The Hut Group (THG) share price yesterday plunged by almost 35%, with an additional 2.5% shed today, in the wake of a key investor presentation delivered by co-founder and chief executive Matt Moulding. The presentation was intended to sooth investor nerves after recent declines in the company’s valuation and a build-up of short positions taken against it. However, it ultimately backfired with a sell-off immediately following the presentation wiping £1.9 billion off THG’s market capitalisation.
The focus of the online presentation, said Moulding as he embarked upon it, was to explain why scepticism over the valuation of the company’s Ingenuity platform, which it licenses to other e-commerce companies, was unfounded. He clearly failed to bolster investor confidence as intended as the THG share price crashed 34.75% over the rest of the day.
The company’s share price is now over 45% less than its 500p listing level 13 months ago and 54% below May highs when Softbank bought in as an investor at 569p-a-share.
As part of that deal, SoftBank agreed to an option to acquire 19.9% of Ingenuity, if and when it is spun out of THG as a stand-alone company, at a valuation of £4.5 billion. The entire company is currently only worth £3.9 billion. Analysts currently believe the deal will now inevitably be renegotiated by SoftBank if it is to go ahead.

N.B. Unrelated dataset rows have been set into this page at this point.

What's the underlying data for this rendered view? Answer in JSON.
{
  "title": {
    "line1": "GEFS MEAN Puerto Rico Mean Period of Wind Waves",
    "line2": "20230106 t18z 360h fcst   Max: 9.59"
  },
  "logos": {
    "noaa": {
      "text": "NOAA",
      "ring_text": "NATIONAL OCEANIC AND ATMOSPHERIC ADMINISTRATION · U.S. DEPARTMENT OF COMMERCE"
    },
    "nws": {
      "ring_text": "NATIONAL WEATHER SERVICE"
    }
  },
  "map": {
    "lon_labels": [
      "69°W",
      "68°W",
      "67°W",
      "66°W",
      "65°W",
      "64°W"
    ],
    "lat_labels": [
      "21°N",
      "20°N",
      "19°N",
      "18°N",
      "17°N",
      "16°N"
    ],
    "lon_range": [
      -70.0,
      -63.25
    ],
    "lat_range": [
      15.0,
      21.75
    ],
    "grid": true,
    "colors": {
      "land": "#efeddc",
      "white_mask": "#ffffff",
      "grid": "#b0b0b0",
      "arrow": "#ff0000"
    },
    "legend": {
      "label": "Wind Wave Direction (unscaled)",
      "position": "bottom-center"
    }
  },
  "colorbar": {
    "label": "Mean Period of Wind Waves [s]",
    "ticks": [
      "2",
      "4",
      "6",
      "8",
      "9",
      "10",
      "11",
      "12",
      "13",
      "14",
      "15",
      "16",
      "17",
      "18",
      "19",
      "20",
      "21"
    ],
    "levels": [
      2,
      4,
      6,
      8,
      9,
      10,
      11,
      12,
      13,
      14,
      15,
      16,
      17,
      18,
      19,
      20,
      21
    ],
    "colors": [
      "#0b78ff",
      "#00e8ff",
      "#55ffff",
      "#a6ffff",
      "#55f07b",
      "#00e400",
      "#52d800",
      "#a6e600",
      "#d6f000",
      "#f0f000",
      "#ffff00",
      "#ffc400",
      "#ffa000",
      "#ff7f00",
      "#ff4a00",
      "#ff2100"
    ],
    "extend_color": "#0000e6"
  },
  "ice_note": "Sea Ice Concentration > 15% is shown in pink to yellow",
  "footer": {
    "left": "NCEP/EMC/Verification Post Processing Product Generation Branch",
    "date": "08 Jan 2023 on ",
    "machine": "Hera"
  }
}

Yesterday’s share price plunge was exacerbated by a growing number of hedge funds shorting the e-commerce group’s stock. Swiss-based hedge fund PSquared, which has recently also done well out of online fast fashion retailer Boohoo’s falling valuation, took a short position in August by borrowing 1.01% of THG’s stock. That means, including yesterday’s fall, it has made a profit of £43.2 million on The Hut Group’s plunging valuation.
There is a feeling in some quarters that investors in London-listed companies still “don’t get” high growth digital economy companies in the same way as peers investing in comparable companies listed on Wall Street’s major exchanges. Moulding yesterday commented THG had “a lot of work to do educating investors and others”.
Analysts commented that the two-hour online presentation on Ingenuity’s business model and market intended to give investors more clarity in fact communicated a lack of transparency around how the business charges other divisions of THG and third-party clients.